“Stax was definitely about community,” says Parker, “and our social consciousness was not just limited to the music or to Memphis alone, although that’s where it started. At first it wasn’t deliberate. Jim Stewart and Estelle Axton were doing what they thought was right in making good business decisions. They didn’t care if a musician was black or white. They wanted the best musicians. So in racially segregated Memphis, they were using integrated bands, and the white producer Chips Moman was making records with black artists. And when those artists played concerts and went on tour, black and white people came together in their audiences. So in that way Jim and Estelle affected the entire social fabric of Memphis.”
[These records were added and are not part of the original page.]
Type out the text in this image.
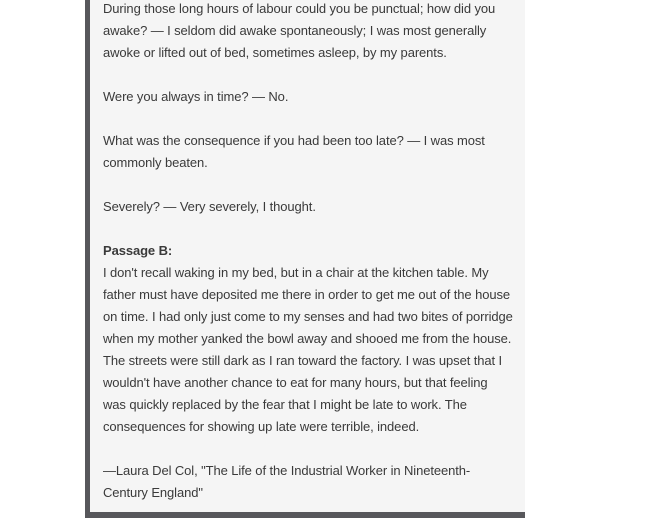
During those long hours of labour could you be punctual; how did you awake? — I seldom did awake spontaneously; I was most generally awoke or lifted out of bed, sometimes asleep, by my parents.

Were you always in time? — No.

What was the consequence if you had been too late? — I was most commonly beaten.

Severely? — Very severely, I thought.

Passage B:

I don't recall waking in my bed, but in a chair at the kitchen table. My father must have deposited me there in order to get me out of the house on time. I had only just come to my senses and had two bites of porridge when my mother yanked the bowl away and shooed me from the house. The streets were still dark as I ran toward the factory. I was upset that I wouldn't have another chance to eat for many hours, but that feeling was quickly replaced by the fear that I might be late to work. The consequences for showing up late were terrible, indeed.

—Laura Del Col, "The Life of the Industrial Worker in Nineteenth-Century England"
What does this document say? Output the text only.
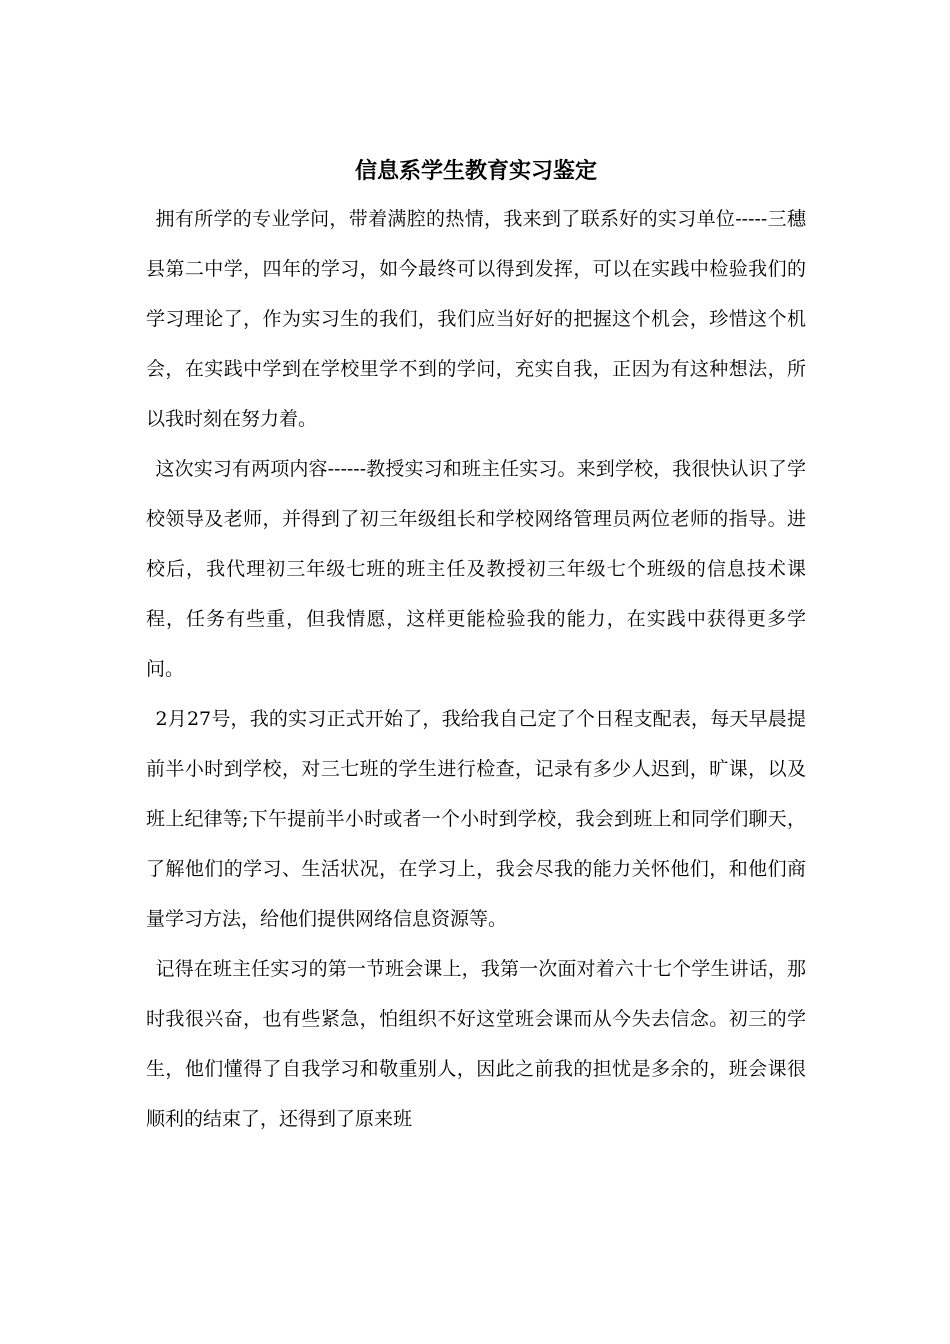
信息系学生教育实习鉴定

拥有所学的专业学问，带着满腔的热情，我来到了联系好的实习单位-----三穗县第二中学，四年的学习，如今最终可以得到发挥，可以在实践中检验我们的学习理论了，作为实习生的我们，我们应当好好的把握这个机会，珍惜这个机会，在实践中学到在学校里学不到的学问，充实自我，正因为有这种想法，所以我时刻在努力着。

这次实习有两项内容------教授实习和班主任实习。来到学校，我很快认识了学校领导及老师，并得到了初三年级组长和学校网络管理员两位老师的指导。进校后，我代理初三年级七班的班主任及教授初三年级七个班级的信息技术课程，任务有些重，但我情愿，这样更能检验我的能力，在实践中获得更多学问。

2月27号，我的实习正式开始了，我给我自己定了个日程支配表，每天早晨提前半小时到学校，对三七班的学生进行检查，记录有多少人迟到，旷课，以及班上纪律等;下午提前半小时或者一个小时到学校，我会到班上和同学们聊天，了解他们的学习、生活状况，在学习上，我会尽我的能力关怀他们，和他们商量学习方法，给他们提供网络信息资源等。

记得在班主任实习的第一节班会课上，我第一次面对着六十七个学生讲话，那时我很兴奋，也有些紧急，怕组织不好这堂班会课而从今失去信念。初三的学生，他们懂得了自我学习和敬重别人，因此之前我的担忧是多余的，班会课很顺利的结束了，还得到了原来班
When Al Bell, a marketing and promotions executive, came to the company as a minority shareholder in 1965, he brought a more overt progressive social agenda with him. Stax donated money and held benefit concerts for a variety of poverty, hunger, and small-business initiatives. The most visible was 1972’s “Wattstax” concert, a benefit to help restore Los Angeles’s Watts section the year after it was devastated by fire and rioting. A 30th-anniversary edition of the “Wattstax” concert film was released on DVD in 2004, digitally enhancing the vibrant performances of Rufus and Carla Thomas, the Bar-Kays, Albert King, the Staple Singers, and Isaac Hayes.
But to the artists at Stax, the label’s deepest and closest community was their own. “When I would come to Memphis to record at Stax, it was like coming home to family,” says Mabel John, who cut the 1966 soul classic “Your Good Thing Is About To End” after leaving Motown. “It was all about caring and collaboration. The other artists were interested in what you were dong and how they could help, and not because they wanted anything from you. The producers worked with you as partners. You never felt like you were controlled by someone else. And all my business with Stax was fair. I’ve worked with many labels, and Stax was like no other.”